想起蘇父說的話,趙氏猛然回神,忙扭頭望向一旁,掩飾著眸中的不屑。
雖然趙氏掩飾的很好,但是蘇酒兒還是看得一清二楚,正是因為看的清楚,心才會涼下來。
顧峰趕時間上山,蘇酒兒將顧峰送到門口,不放心地叮囑了幾句。
依依不舍地看著顧峰離開了,等著顧峰的身影完完全全消失在蘇酒兒眼中的時候,有些失落地轉身朝著院子裏麵走去。
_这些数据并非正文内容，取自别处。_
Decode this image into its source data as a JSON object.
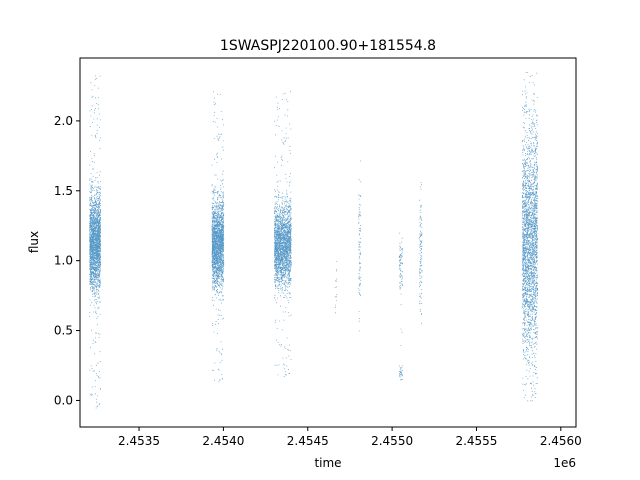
{
  "chart_data": {
    "type": "scatter",
    "title": "1SWASPJ220100.90+181554.8",
    "xlabel": "time",
    "ylabel": "flux",
    "x_offset_label": "1e6",
    "x_unit_scale": 1000000,
    "xlim": [
      2453150,
      2456090
    ],
    "ylim": [
      -0.19,
      2.45
    ],
    "x_ticks": [
      2453500,
      2454000,
      2454500,
      2455000,
      2455500,
      2456000
    ],
    "x_tick_labels": [
      "2.4535",
      "2.4540",
      "2.4545",
      "2.4550",
      "2.4555",
      "2.4560"
    ],
    "y_ticks": [
      0.0,
      0.5,
      1.0,
      1.5,
      2.0
    ],
    "y_tick_labels": [
      "0.0",
      "0.5",
      "1.0",
      "1.5",
      "2.0"
    ],
    "grid": false,
    "point_color": "#1f77b4",
    "clusters": [
      {
        "t_start": 2453205,
        "t_end": 2453270,
        "flux_mean": 1.13,
        "flux_spread": 0.16,
        "flux_min": -0.08,
        "flux_max": 2.33,
        "density": 2400
      },
      {
        "t_start": 2453930,
        "t_end": 2454000,
        "flux_mean": 1.12,
        "flux_spread": 0.15,
        "flux_min": 0.11,
        "flux_max": 2.26,
        "density": 2200
      },
      {
        "t_start": 2454300,
        "t_end": 2454400,
        "flux_mean": 1.11,
        "flux_spread": 0.14,
        "flux_min": 0.15,
        "flux_max": 2.22,
        "density": 2400
      },
      {
        "t_start": 2454660,
        "t_end": 2454670,
        "flux_mean": 0.85,
        "flux_spread": 0.12,
        "flux_min": 0.6,
        "flux_max": 1.0,
        "density": 15
      },
      {
        "t_start": 2454800,
        "t_end": 2454812,
        "flux_mean": 1.1,
        "flux_spread": 0.25,
        "flux_min": 0.2,
        "flux_max": 1.88,
        "density": 90
      },
      {
        "t_start": 2455040,
        "t_end": 2455060,
        "flux_mean": 1.0,
        "flux_spread": 0.1,
        "flux_min": 0.17,
        "flux_max": 1.2,
        "density": 80
      },
      {
        "t_start": 2455040,
        "t_end": 2455060,
        "flux_mean": 0.2,
        "flux_spread": 0.03,
        "flux_min": 0.15,
        "flux_max": 0.25,
        "density": 30
      },
      {
        "t_start": 2455160,
        "t_end": 2455175,
        "flux_mean": 1.05,
        "flux_spread": 0.2,
        "flux_min": 0.5,
        "flux_max": 1.66,
        "density": 110
      },
      {
        "t_start": 2455770,
        "t_end": 2455860,
        "flux_mean": 1.13,
        "flux_spread": 0.38,
        "flux_min": 0.0,
        "flux_max": 2.35,
        "density": 9000
      }
    ]
  }
}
“有什麽好看的?”趙氏坐在院子裏麵的小兀子上,手裏編著竹簍,抬眼看了一眼蘇酒兒,碎碎念,“他又不是不回來了!”
“娘,”蘇酒兒從一旁搬了一個小兀子,放在趙氏旁邊坐下,有些無奈地開口說道,“其實相公他人很好的,隻要你多接觸一段時間,你就會知道的。”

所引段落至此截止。